The agenda is two-fold:
  1. Stop inter-caste marriage, in particular if the boy is from the dalit community.
  2. Weaken the SC/ST (Prevention of Atrocities) Act.
The second demand is more sinister. SC/ST Act itself is very rarely applied and it has not prevented any atrocities against the dalits. Now, the MBC castes want the act to be weakened (read: removed) so that they can roll out their gameplan without any worries.

The response to this is very muted from the mainstream political parties. No official statement from DMK, AIADMK, Congress and BJP. Only Thirumavalavan of VCK is trying to organize a political front asking for support from the communists and Periyar groups (a bunch of fringe political entities opposed to caste, amongst other things). Such a political front will not have the strength to withstand the fury about to be unleashed by Ramadoss and his cohorts.

I don't think a few dalit boys marrying a few vanniar girls is the real issue here. The anger and hatred against the dalits seem to be very real. The speed with which nearly 40 MBC/BC castes have come together on an anti-dalit platform shows that they are very serious. There are regular statements from other caste groups as well against the dalits in the recent times.

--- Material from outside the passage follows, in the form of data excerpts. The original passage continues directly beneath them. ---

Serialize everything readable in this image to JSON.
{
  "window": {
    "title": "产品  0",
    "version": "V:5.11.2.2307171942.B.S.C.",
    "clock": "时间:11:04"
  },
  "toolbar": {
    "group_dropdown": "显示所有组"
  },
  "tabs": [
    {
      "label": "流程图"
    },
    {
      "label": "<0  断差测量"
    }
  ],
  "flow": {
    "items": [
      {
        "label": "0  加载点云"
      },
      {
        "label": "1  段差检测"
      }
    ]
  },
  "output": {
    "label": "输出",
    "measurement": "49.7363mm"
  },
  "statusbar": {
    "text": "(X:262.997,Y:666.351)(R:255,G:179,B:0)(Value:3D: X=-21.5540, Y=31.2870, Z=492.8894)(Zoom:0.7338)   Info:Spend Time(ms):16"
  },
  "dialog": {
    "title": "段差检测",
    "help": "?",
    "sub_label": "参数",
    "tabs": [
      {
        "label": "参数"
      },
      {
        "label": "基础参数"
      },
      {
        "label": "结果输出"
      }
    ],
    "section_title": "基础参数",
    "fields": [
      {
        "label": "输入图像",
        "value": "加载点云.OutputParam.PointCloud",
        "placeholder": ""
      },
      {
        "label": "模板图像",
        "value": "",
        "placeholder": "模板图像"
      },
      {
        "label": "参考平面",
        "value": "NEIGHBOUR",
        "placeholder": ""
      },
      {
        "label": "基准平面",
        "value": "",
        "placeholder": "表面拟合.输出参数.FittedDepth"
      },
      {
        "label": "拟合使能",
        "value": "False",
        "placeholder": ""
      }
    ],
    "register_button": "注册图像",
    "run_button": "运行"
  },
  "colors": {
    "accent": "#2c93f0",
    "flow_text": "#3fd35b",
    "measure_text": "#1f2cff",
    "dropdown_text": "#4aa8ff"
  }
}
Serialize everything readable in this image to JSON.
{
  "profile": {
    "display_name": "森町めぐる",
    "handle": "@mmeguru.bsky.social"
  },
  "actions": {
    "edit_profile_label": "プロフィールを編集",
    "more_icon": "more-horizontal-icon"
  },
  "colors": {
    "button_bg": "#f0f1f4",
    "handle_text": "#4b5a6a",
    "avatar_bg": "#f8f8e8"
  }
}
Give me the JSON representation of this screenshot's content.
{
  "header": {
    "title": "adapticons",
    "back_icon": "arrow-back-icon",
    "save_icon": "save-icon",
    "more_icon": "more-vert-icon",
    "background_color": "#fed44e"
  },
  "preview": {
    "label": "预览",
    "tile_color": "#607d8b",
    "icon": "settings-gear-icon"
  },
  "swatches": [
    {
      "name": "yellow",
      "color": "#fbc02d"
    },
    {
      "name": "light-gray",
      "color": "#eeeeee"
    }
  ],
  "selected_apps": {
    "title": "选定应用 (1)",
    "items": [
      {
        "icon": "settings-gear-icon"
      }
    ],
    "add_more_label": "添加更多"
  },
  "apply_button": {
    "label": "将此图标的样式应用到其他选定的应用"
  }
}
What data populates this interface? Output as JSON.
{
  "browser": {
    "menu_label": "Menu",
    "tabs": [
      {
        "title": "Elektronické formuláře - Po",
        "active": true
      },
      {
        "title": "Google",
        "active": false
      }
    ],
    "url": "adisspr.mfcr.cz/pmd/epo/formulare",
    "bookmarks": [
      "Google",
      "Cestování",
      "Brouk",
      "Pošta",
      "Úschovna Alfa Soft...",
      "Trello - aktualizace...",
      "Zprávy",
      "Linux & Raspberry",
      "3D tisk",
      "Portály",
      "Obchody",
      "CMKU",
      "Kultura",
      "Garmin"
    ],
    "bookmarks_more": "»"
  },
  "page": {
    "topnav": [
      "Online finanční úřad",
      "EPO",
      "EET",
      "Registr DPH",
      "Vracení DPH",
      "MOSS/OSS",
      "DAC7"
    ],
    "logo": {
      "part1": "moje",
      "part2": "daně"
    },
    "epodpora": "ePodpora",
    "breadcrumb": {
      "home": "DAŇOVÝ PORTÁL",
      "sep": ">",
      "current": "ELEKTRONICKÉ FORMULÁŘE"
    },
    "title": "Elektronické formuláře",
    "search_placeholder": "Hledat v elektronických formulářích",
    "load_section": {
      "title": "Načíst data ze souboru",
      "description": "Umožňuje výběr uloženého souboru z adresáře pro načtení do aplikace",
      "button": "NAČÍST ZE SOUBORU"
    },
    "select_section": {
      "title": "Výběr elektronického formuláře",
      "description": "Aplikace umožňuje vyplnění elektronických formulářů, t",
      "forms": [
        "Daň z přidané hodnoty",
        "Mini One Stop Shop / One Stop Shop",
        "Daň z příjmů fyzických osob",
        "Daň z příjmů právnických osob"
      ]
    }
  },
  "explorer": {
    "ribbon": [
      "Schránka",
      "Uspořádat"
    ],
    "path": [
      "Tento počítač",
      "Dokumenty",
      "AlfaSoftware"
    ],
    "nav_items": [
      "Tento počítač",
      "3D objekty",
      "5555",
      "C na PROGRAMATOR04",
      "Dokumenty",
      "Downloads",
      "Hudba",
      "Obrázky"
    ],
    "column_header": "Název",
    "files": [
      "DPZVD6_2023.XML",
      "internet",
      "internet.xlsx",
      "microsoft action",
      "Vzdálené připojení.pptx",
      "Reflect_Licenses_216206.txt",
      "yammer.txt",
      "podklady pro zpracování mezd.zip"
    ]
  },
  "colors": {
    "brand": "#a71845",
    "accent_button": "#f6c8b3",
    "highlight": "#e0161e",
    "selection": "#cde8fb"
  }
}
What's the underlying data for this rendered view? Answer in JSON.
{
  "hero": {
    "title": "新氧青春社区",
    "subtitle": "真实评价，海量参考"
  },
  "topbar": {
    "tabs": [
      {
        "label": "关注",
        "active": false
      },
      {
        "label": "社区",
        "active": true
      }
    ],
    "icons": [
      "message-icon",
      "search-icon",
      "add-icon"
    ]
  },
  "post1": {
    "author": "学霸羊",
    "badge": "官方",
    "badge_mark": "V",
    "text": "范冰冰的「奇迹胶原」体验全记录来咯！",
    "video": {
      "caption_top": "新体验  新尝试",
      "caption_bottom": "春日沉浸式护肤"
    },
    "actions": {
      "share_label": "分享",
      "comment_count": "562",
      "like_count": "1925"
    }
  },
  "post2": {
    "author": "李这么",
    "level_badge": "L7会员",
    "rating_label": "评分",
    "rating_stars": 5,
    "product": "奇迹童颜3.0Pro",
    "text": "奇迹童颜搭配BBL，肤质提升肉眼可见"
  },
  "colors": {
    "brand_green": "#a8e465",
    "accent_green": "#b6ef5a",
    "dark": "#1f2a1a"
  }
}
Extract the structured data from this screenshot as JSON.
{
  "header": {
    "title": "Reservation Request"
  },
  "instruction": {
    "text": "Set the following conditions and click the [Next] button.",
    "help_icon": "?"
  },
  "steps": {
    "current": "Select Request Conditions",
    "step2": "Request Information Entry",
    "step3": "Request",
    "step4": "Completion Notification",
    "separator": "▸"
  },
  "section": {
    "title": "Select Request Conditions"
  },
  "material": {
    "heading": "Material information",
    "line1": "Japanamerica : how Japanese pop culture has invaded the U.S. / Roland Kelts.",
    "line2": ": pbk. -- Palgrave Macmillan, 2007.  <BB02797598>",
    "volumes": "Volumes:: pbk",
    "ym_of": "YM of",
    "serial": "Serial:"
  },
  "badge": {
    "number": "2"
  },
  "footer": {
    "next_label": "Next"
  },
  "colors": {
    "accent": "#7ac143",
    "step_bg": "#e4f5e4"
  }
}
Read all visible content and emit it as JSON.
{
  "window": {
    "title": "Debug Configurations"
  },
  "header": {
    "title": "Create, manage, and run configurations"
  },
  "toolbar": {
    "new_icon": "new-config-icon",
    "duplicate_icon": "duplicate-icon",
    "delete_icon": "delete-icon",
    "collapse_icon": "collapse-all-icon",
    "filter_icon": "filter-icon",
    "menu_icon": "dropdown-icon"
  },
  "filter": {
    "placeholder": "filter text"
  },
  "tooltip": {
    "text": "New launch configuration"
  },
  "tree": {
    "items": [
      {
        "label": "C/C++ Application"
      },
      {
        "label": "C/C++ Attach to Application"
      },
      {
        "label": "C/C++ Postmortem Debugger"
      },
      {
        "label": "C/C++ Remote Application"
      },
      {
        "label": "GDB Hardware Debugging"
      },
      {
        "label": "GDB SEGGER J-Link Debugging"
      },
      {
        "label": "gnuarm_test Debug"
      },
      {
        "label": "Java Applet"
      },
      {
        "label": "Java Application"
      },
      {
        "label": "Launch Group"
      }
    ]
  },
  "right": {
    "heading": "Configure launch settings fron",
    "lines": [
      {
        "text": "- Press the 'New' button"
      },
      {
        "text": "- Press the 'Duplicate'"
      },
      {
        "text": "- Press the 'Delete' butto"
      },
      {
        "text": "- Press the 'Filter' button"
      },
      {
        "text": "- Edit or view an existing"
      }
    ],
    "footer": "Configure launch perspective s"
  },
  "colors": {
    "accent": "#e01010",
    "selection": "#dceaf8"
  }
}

It is important for the sociologists to quickly understand the reasons for this simmering anger coming to the fore so quickly and suddenly. Besides the burning of three dalit colonies in Dharmapuri district, there have been a couple of minor (which means only 4-8 houses burnt and not 100s of houses) burning incidents near Neyveli (heartland of PMK). This can flare up into a full scale war, if the government doesn't act immediately.

Sunday, December 02, 2012

TN encounter killings

Two accused have been killed by police when they were being taken from Madurai to Sivaganga. These two are accused in the killing of a police constable sub-inspector named Alvin Sudhan couple of months back.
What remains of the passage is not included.